British Local Government and Community Cohesion Minister Phil Woolas on October 15 stressed that a Muslim teaching assistant should be sacked from her job for refusing to remove face veil in front of men.
“She should be sacked. She has put herself in a position where she can’t do her job,” said Woolas.
Headfield Church of England junior school in Dewsbury has suspended Aishah Azmi on the ground that face-to-face contact was essential in her role as a bilingual support worker. “She cannot teach a classroom of children wearing a veil,” said Woolas.
Azmi, 24, told BBC radio on October 14 that she had only insisted on wearing the face veil in the company of male colleagues but had accepted to remove it while in class with her pupils. She said students had “never complained” and there had never been an issue about children having difficulty in understanding her talk through the garment.
“If people think it is a problem, what about blind children?
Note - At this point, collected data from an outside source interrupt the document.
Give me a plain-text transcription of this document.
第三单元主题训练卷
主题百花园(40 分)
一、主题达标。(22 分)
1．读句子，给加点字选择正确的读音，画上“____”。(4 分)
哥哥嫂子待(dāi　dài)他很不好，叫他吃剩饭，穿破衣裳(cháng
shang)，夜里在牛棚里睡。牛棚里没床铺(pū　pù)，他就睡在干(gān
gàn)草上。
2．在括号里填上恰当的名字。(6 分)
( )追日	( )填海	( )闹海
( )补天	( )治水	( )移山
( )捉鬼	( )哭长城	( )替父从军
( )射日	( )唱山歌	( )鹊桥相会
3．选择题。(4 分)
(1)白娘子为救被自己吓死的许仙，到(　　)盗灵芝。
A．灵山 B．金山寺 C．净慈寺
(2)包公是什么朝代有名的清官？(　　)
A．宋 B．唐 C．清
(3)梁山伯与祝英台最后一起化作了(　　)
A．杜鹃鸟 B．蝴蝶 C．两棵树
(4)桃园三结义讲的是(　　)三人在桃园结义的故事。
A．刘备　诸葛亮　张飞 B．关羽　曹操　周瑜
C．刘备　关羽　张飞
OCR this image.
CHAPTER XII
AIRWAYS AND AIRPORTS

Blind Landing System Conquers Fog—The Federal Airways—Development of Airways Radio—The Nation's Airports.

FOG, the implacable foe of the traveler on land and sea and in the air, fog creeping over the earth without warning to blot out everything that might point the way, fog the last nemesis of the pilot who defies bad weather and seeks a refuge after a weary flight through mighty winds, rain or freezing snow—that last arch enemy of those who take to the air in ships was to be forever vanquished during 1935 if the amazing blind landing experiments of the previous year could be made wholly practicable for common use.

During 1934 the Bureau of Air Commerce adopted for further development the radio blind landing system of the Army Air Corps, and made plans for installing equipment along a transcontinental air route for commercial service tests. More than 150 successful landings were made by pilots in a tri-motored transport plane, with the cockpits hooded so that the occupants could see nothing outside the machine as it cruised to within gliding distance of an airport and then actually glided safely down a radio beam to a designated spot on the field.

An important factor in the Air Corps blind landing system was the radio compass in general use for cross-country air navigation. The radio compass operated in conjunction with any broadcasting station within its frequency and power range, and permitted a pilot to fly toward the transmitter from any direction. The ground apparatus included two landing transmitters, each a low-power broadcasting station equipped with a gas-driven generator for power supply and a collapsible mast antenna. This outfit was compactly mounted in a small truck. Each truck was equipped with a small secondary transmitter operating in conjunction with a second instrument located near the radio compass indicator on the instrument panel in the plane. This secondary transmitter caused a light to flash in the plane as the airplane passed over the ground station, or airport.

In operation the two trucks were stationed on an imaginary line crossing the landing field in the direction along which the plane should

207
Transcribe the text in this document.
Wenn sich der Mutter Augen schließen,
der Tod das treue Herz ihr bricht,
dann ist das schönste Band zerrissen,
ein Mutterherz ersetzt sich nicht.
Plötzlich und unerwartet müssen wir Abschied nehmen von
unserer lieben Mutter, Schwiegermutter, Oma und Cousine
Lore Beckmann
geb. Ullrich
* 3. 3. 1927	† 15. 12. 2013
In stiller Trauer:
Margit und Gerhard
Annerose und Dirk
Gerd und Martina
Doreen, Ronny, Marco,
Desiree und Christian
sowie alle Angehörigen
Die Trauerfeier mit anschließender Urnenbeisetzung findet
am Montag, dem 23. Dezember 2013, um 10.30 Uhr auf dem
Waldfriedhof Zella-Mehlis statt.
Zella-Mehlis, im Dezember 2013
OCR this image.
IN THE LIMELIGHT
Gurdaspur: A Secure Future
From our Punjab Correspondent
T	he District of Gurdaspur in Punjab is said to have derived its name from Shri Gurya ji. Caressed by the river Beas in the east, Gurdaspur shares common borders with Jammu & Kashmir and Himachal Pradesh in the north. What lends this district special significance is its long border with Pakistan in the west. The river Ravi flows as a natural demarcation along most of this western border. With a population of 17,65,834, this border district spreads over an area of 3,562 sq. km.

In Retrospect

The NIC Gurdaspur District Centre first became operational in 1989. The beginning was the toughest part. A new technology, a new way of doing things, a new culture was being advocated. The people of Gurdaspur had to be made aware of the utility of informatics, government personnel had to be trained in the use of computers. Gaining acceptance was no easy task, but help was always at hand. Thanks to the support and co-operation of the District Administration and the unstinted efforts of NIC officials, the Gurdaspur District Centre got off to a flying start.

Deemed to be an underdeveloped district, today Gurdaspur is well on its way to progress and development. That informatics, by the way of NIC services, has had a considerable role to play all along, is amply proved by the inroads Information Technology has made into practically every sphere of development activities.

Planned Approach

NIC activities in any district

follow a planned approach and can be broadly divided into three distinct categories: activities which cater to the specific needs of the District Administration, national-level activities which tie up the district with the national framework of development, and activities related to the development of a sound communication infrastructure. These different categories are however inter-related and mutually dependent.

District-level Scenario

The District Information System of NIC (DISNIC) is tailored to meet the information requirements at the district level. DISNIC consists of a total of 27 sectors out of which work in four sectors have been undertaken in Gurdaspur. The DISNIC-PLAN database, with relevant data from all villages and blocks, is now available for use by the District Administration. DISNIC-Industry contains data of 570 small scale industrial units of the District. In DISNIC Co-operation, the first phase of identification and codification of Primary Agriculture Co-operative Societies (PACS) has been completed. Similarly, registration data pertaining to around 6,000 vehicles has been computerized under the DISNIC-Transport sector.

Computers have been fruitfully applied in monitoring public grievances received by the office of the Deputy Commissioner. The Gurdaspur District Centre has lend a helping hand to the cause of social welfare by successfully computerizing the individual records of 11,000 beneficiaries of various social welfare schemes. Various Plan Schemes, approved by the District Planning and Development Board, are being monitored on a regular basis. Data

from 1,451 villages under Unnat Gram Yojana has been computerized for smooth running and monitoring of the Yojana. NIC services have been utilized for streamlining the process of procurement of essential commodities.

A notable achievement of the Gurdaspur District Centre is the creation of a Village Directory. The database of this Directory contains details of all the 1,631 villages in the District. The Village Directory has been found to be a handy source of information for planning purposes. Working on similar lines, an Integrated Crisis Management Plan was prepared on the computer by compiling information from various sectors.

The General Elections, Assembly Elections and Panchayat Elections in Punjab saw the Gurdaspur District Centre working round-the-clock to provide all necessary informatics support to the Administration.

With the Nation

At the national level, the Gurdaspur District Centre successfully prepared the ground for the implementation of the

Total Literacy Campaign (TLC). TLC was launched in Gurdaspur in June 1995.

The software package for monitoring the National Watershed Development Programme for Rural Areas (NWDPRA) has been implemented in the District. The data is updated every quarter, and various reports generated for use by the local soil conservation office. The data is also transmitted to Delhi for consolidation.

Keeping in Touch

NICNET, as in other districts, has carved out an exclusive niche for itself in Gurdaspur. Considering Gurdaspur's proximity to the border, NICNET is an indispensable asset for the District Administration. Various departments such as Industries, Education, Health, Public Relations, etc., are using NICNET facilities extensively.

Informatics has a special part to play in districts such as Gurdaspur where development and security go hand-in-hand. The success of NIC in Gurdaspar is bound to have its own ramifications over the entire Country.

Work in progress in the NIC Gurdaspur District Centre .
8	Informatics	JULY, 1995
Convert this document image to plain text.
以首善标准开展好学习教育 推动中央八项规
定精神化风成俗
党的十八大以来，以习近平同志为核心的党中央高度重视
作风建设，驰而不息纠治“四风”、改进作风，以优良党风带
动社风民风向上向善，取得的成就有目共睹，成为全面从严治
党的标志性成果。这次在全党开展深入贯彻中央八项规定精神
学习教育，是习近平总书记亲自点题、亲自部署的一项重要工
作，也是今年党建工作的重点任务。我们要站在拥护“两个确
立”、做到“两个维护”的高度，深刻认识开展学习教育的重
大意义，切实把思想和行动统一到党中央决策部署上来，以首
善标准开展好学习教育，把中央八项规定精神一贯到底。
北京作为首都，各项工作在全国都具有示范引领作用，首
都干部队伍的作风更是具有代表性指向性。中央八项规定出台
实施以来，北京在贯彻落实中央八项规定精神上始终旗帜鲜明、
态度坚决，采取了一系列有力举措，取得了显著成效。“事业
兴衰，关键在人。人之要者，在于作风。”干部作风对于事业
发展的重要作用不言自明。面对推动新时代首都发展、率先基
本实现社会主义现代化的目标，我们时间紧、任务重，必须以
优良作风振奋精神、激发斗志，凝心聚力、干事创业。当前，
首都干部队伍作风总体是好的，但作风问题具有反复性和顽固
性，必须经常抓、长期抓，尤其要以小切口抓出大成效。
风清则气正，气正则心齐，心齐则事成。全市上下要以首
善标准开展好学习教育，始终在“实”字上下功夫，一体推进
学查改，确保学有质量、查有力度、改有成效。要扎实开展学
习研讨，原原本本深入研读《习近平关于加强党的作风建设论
They can’t see anything but they have a brilliant education, so I don’t think my wearing the veil affects the children at all.”
The issue of Muslim face cover was thrust into the spotlight over a week ago when former foreign secretary and leader of the House of Common Jack Straw revealed that he asked Muslim women visiting his constituency office to show their faces.
The umbrella Muslim Council of Britain said Woolas should not have interfered. “This is an extraordinarily reckless intervention,” said MCB media officer Inayat Bunglawala.
Woolas also came under fire from Labour peer, Lord Nazir Ahmed.
“It’s unprecedented – in fact quite extraordinary – that a minister can be calling for a sacking of a school classroom assistant,” he said.
Lord Ahmed added that the minister should be concentrating on “discrimination in the Muslim community” rather than attacking it.
Azmi’s lawyer has called for Woolas to withdraw his comments, which he warned might influence the classroom assistant’s imminent employment tribunal.